「日本国中どこでも炭はやかれてるんだよ。ここではその一部を写真とともに紹介しよう。
もし、「自分たちの近くでも炭やきをしてるよ」という情報があったら、どんどん炭やき掲示板に書き込んでね。」



【山形県飯豊(いいで)町】
山形県は備長炭と同じ白炭(炭やきの最後に炭材を窯から出して、灰をかけてつくる炭。ふつうの黒炭よりもかたくて燃えている時間が長い)をやいているところだ。お米を作ったり蜂を飼ったりしながら、寒い冬の間だけ炭をやくんだ。季節に合った仕事をしてるんだね。
土屋さん親子の窯。
左手前がやきあがった白炭
白炭の窯出し。
紫の炎が窯から吹き出てくる
【土屋清蔵さん・光栄さん親子の窯】
 山形県は、東北の日本海側に位置し、白炭製炭が盛んな土地柄である。飯豊町は新潟県や福島県にも近い山形県南部の町だが、山形県では最も出炭量が多いところ。なかでも萩生地区には山の際に沿っていくつもの炭焼き窯を見ることができる。
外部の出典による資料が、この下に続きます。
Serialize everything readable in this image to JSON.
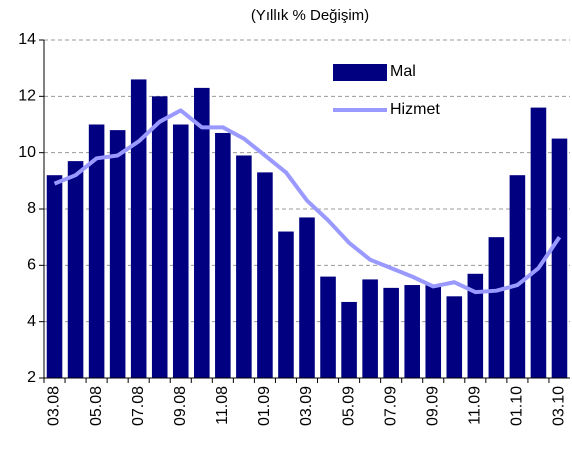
{
  "chart_data": {
    "type": "bar_line",
    "title": "(Yıllık % Değişim)",
    "categories": [
      "03.08",
      null,
      "05.08",
      null,
      "07.08",
      null,
      "09.08",
      null,
      "11.08",
      null,
      "01.09",
      null,
      "03.09",
      null,
      "05.09",
      null,
      "07.09",
      null,
      "09.09",
      null,
      "11.09",
      null,
      "01.10",
      null,
      "03.10"
    ],
    "series": [
      {
        "name": "Mal",
        "type": "bar",
        "color": "#000080",
        "values": [
          9.2,
          9.7,
          11.0,
          10.8,
          12.6,
          12.0,
          11.0,
          12.3,
          10.7,
          9.9,
          9.3,
          7.2,
          7.7,
          5.6,
          4.7,
          5.5,
          5.2,
          5.3,
          5.3,
          4.9,
          5.7,
          7.0,
          9.2,
          11.6,
          10.5
        ]
      },
      {
        "name": "Hizmet",
        "type": "line",
        "color": "#9999ff",
        "values": [
          8.9,
          9.2,
          9.8,
          9.9,
          10.4,
          11.1,
          11.5,
          10.9,
          10.9,
          10.5,
          9.9,
          9.3,
          8.3,
          7.6,
          6.8,
          6.2,
          5.9,
          5.6,
          5.25,
          5.4,
          5.05,
          5.1,
          5.3,
          5.9,
          7.0
        ]
      }
    ],
    "ylim": [
      2,
      14
    ],
    "yticks": [
      2,
      4,
      6,
      8,
      10,
      12,
      14
    ],
    "grid": true,
    "legend": "upper right"
  }
}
 土屋清蔵さん光栄さん親子の窯もその一角にある。土屋さん親子が炭を焼くのは冬の間である。春から秋にかけては稲作や養蜂に精を出している。そして、積雪がはじまるまでの間に、炭材となるナラなどを伐採搬出して、窯の脇に運び、冬に備えるのである。
 窯は、山の斜面を掘り込むように作られた伝統的なスタイルを堅持した窯二基で、それぞれ10〜12俵(150〜180キロ)ほどの白炭を焼くことができる石窯である。炭焼き小屋は窯と窯庭を完全に覆い、高く大きな屋根を持つ。なかなか豪放な作りである。なお、居小屋として中古のマイクロバスを窯の横につけているが、荻生では他の炭焼きさんも、中古バスを転用した居小屋を持っている。